Constant loss and accuracy

Meghna_Kapoor · August 19, 2022, 10:37am

My loss and accuracy is constant. My forward function is:
def forward(self, inp):
# Preprocessing
out = self.conv3d_1a_7x7(inp)
skip1 = out
out = self.maxPool3d_2a_3x3(out)
out = self.dropout(out)
out = self.conv3d_2b_1x1(out)
out = self.conv3d_2c_3x3(out)
out = self.maxPool3d_3a_3x3(out)
out = self.dropout(out)
out = self.mixed_3b(out)
skip2 = out
out = self.mixed_3c(out)
out = self.maxPool3d_4a_3x3(out)
out = self.dropout(out)
out = self.mixed_4b(out)
out = self.mixed_4c(out)
out = self.dropout(out)
out = self.mixed_4d(out)
skip3 = out
out = self.dropout(out)
out = self.mixed_4e(out)
out = self.mixed_4f(out)
out = self.maxPool3d_5a_2x2(out)
out = self.dropout(out)
out = self.mixed_5b(out)
out = self.mixed_5c(out)
out = self.dropout(out)
out = self.tconv6(out, skip1,skip2,skip3)
out = self.sigmoid(out)
print(“Before permutation”, out.shape)
out = out.permute(0,1,3,4,2)
out_logits = out
return out, out_logits

My train function is:
misc,out_logits[stream] = modelsstream
gt = gt.to(device, dtype=torch.float)
gt = gt.squeeze(1)
gt = gt.squeeze(1)
out_softmax = torch.nn.functional.softmax(out_logits[stream], 1).requires_grad_()
val, preds = torch.max(out_logits[stream].data, 1)
preds = preds.to(device, dtype=torch.float)
gt = torch.round(gt)
gt_avg = torch.mean(gt)
gt[gt>gt_avg] = 1
gt[gt<=gt_avg] = 0
val_avg = torch.mean(val)
val[val>val_avg] = 1
val[val<=val_avg] = 0
out_logits[stream] = out_logits[stream].squeeze(1)
losses[stream] = criterion(val.cpu(), gt.cpu()).requires_grad_()

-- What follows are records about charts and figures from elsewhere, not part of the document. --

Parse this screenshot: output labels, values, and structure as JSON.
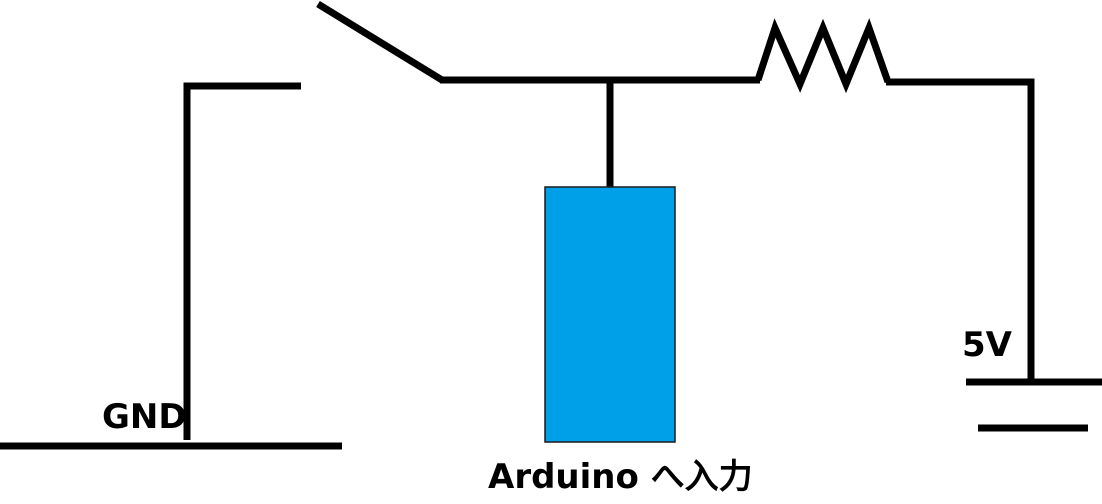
{
  "labels": {
    "gnd": "GND",
    "supply": "5V",
    "arduino_input": "Arduino へ入力"
  },
  "colors": {
    "wire": "#000000",
    "arduino_block_fill": "#00a0e9",
    "arduino_block_stroke": "#1a1a1a",
    "background": "#ffffff"
  }
}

backward + optimize only if in training phase

if phase == ‘train’:
optimizers[stream].zero_grad()
losses[stream].backward(retain_graph=True)
optimizers[stream].step()
gt_c = gt.squeeze(1)
running_losses[stream] += losses[stream].item() * data[stream].shape[0]
print(“Current Loss is”, running_losses[stream])
running_corrects[stream] += torch.sum(val.cpu() == gt_c.data.cpu()).item()
correct_t = torch.sum(preds==gt_c).item()
total_t = gt_c.shape[0]*gt_c.shape[1]*gt_c.shape[2]gt_c.shape[3]
acc_epc = 100correct_t/total_t
for scheduler in schedulers.values():
scheduler.step()

The loss function is defined as:
criterion = torch.nn.BCEWithLogitsLoss()

I am trying for binary images by converting ground truth and output of model. But model is not converging. I have tried with different optimizers but still no improvement. Currently its SGD
optimizers[stream] = optim.SGD(filter(lambda p: p.requires_grad, models[stream].parameters()), lr=1e-8,
momentum=2, nesterov=True)

ptrblck · August 19, 2022, 10:29pm

It seems you are detaching the computation graph at a few points and are trying to fix it by calling requires_grad_() on the already detached tensor, which won’t re-attach it:

out_softmax = torch.nn.functional.softmax(out_logits[stream], 1).requires_grad_()
...
losses[stream] = criterion(val.cpu(), gt.cpu()).requires_grad_()

Make sure you are using differentiable operations (the output tensor should have a valid .grad_fn) and don’t explicitly detach tensors from the computation graph.

Meghna_Kapoor · August 20, 2022, 7:42am

Hi, Thanks for the suggestion. I haven’t detached the tensor and my out_logits do have grad_fn. By using requires_grad I am just making sure the loss is updated. By using out_logits instead of preds does change a loss a bit but still far away from convergence.

ptrblck · August 20, 2022, 7:57am

In that case remove the .requires_grad_() calls as they are not needed and check if you would be running into any errors. Generally, don’t set the requires_grad attribute on any tensor which should already be attached to a computation graph as this would only mask errors.